Judgment in the matter of Ryland v QBE Insurance (Australia) Limited [2013] NSWCA 120 was handed down on 3 May 2013. The Plaintiff in this matter, Pamela Ryland stepped in a puddle the size of a saucer of what she described as a milky substance on 31 October 2009 whilst at Direct Factory Outlets at Homebush shopping at a store called Table Eight. The surface of the floor was described as mock wood tile vinyl.

The Plaintiff fell on her left elbow and hand and suffered a fracture through the left olecranon on the elbow, and in addition she either aggravated or exacerbated a pre-existing fracture of the same bone in the right elbow and suffered a soft tissue injury to her left knee.

The Plaintiff brought proceedings for damages in the District Court. Since the date of her accident the store had gone into liquidation as a result of which QBE Insurance (Australia) Ltd were joined as a Defendant to the District Court proceedings.

The trial Judge, Neilsen DCJ gave judgment for the Defendant finding there was no breach of duty on the part of the occupier of the premises. His Honour found that had he considered the Defendant to be negligent he would have made a finding of 30% with respect to contributory negligence. His Honour assessed damages without a reduction for contributory negligence at just over $81,000.

The Plaintiff sought leave to appeal on 24 different grounds.

The Court of Appeal considered the occupier’s breach of duty. The Trial Judge had accepted that there was no formal system of inspection for a removal of spillages however he thought there was no need for a “formal” cleaning system and that staff including the assistant manager were on lookout for spillages. He noted that the assistant manager had passed up and down the main aisle of the shop where the slip occurred at least 10 times an hour including 10 minutes prior to the incident.

He stated:

“I also accept that Ms Dennaoui was a diligent employee and that had she noticed any spillage she would have cleaned it up. I therefore can infer that this spillage occurred only in the period of no more than 10 minutes between Ms Dennaoui left the area in question to the time of the Plaintiff’s fall.

There are other items of evidence which point in the same direction. There was no evidence, for example, of the spill having been earlier reported to anybody at Table Eight or of there having been any earlier falls. Indeed there is no evidence of there having been any earlier spillage or any earlier fall.”

The Plaintiff challenged the finding that Ms Dennaoui had been in the area where the spillage had occurred no more than 10 minutes earlier on the basis that the evidence did not expressly support it. The Court of Appeal found the inference was readily available to the Trial Judge.

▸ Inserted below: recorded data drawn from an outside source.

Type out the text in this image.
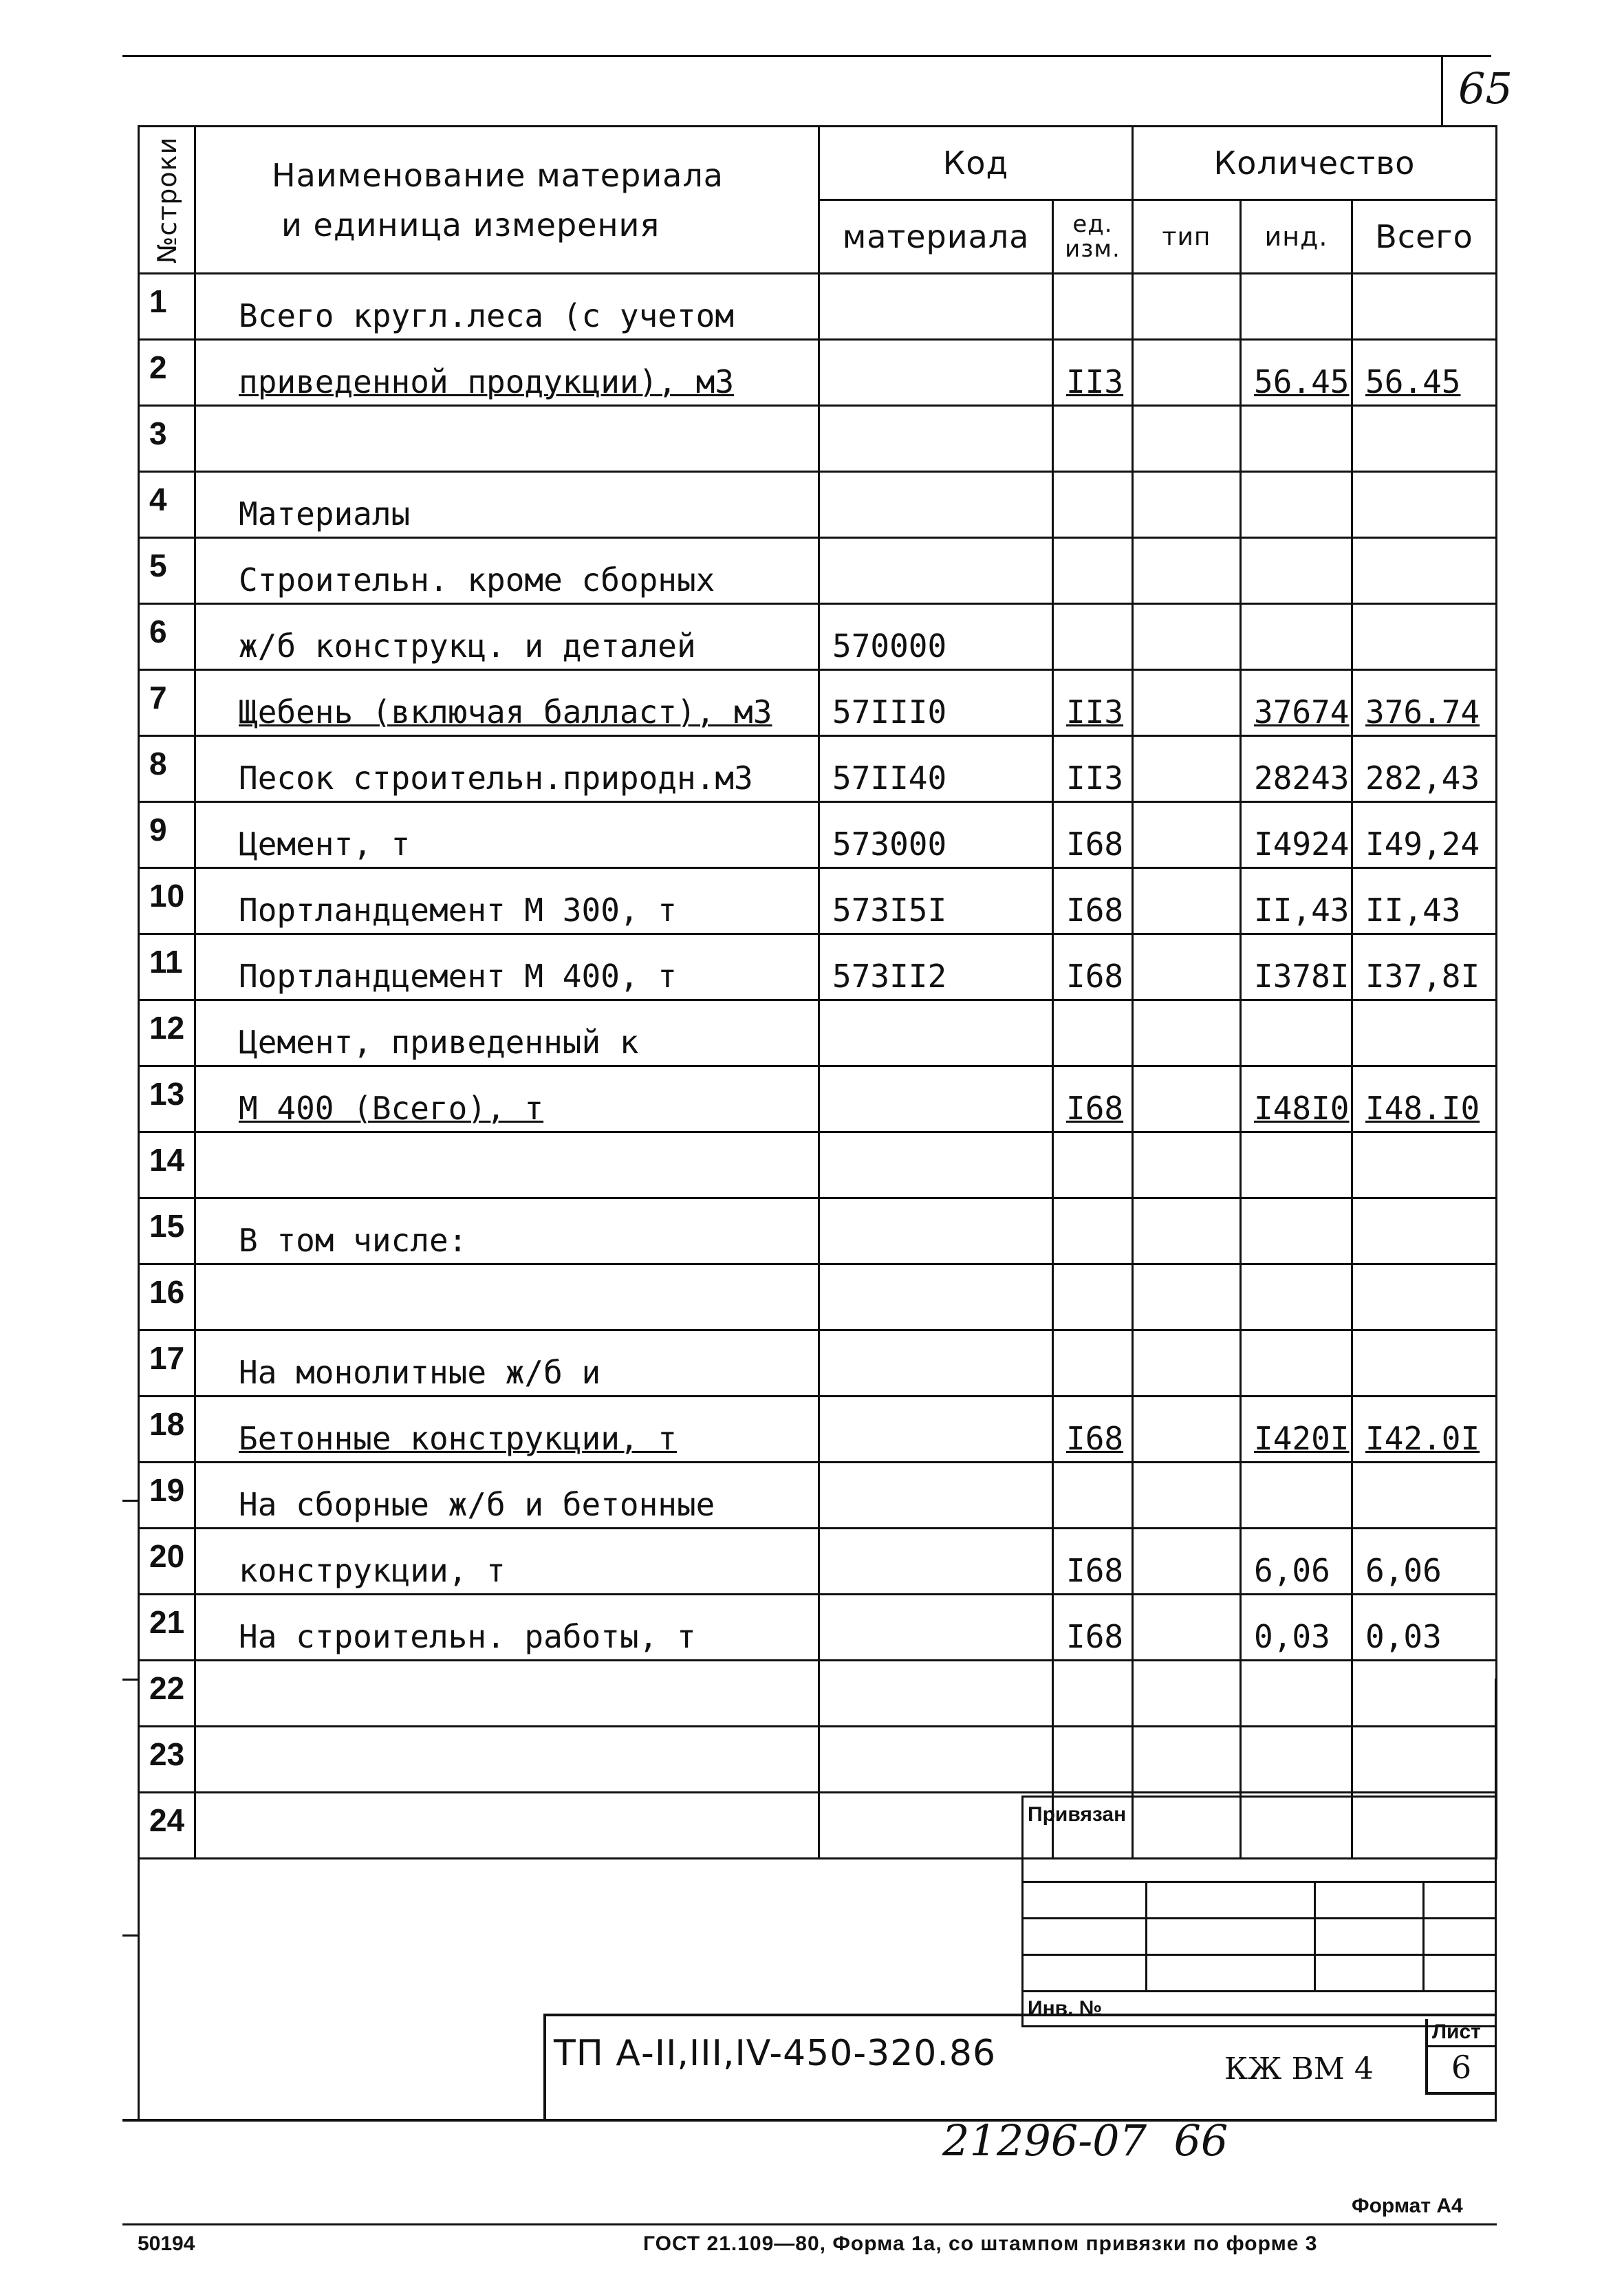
65
№строки	Наименование материала
и единица измерения	Код		Количество		
		материала	ед. изм.	тип	инд.	Всего
1	Всего кругл.леса (с учетом					
2	приведенной продукции), м3		II3		56.45	56.45
3						
4	Материалы					
5	Строительн. кроме сборных					
6	ж/б конструкц. и деталей	570000				
7	Щебень (включая балласт), м3	57III0	II3		37674	376.74
8	Песок строительн.природн.м3	57II40	II3		28243	282,43
9	Цемент, т	573000	I68		I4924	I49,24
10	Портландцемент М 300, т	573I5I	I68		II,43	II,43
11	Портландцемент М 400, т	573II2	I68		I378I	I37,8I
12	Цемент, приведенный к					
13	М 400 (Всего), т		I68		I48I0	I48.I0
14						
15	В том числе:					
16						
17	На монолитные ж/б и					
18	Бетонные конструкции, т		I68		I420I	I42.0I
19	На сборные ж/б и бетонные					
20	конструкции, т		I68		6,06	6,06
21	На строительн. работы, т		I68		0,03	0,03
22						
23						
24							Привязан			

Инв. №			
ТП А-II,III,IV-450-320.86	КЖ ВМ 4
Лист
6
21296-07  66
Формат А4
50194	ГОСТ 21.109—80, Форма 1а, со штампом привязки по форме 3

In the course of his judgment the Trial Judge referred to a number of cases where similar assessments have been made of the adequacy of cleaning systems in shops where there were spillages and slips. He placed an emphasis on the fact it was a store selling clothes to members of the public and that the store did not have any lavatories or wash rooms, nor did it sell food or beverages. He considered whether the failure to have a “system” of inspection for, warning of and cleaning up spillages constituted negligence.

He stated:

“Any slip and fall can be prevented by implementing a system of inspection and cleaning that removes contamination as soon as it occurs. However, the cost of such a system might be intolerable… the occupier of the premises must take reasonable care… there is no evidence before me as to what system of inspection and cleaning this occupier ought to have adopted. For all I know it is the same system of inspection and cleaning adopted by every other retailer of that in women’s clothing. The system may have been informal but there is no evidence that this informal system of inspection and cleaning had failed in the past.”

The Plaintiff contended that Ms Dennaoui’s evidence as to how often she traversed the length of the shop was imprecise. The Court of Appeal found that it was true that there was variation in the timings but the variations in timing were not great and the Court of Appeal considered the conclusion reached by the Trial Judge was an appropriate one.

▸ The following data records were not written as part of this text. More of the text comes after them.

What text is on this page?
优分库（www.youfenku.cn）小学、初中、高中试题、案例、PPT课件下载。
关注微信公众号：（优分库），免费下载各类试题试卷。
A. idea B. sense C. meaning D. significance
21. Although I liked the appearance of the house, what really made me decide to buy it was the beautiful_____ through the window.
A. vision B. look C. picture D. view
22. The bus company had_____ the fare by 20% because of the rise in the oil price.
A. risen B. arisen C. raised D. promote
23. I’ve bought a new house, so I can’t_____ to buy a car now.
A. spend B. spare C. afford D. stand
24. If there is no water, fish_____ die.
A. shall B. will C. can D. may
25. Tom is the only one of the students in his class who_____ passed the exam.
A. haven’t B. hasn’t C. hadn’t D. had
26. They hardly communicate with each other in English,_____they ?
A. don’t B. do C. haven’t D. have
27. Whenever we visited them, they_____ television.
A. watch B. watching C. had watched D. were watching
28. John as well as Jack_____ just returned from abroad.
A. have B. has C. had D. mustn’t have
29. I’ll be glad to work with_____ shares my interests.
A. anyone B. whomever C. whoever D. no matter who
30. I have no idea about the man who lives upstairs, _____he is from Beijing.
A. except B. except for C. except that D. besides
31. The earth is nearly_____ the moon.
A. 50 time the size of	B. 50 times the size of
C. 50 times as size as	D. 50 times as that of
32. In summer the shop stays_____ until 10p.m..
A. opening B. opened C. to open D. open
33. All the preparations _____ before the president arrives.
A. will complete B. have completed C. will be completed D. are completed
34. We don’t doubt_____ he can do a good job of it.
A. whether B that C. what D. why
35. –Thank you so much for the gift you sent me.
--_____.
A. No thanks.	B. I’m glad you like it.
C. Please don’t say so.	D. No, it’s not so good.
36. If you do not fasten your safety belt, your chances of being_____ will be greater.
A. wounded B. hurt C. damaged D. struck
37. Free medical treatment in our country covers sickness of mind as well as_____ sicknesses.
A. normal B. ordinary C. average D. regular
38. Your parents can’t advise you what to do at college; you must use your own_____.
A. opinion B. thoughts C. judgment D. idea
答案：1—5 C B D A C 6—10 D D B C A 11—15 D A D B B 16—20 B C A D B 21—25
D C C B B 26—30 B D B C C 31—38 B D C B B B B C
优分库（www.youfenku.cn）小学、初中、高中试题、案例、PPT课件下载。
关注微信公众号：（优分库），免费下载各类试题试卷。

The Court of Appeal found that no basis had been identified on which the Plaintiff would have reasonable prospects of success in challenging the finding with respect to the content of the duty of care and breach of that duty and they dismissed the Application for leave with an order that the Plaintiff pay the Defendant’s costs.

This case should give some occupiers confidence that that occupiers of shops will not necessarily be required to have a formal system of cleaning and inspection in place that follows 15 minute cleaning rotations and that the appropriate cleaning regime may differ depending on how hazardous the shop may be for example food courts would require a more intensive inspection and cleaning system than a clothing store as is the case in this instance.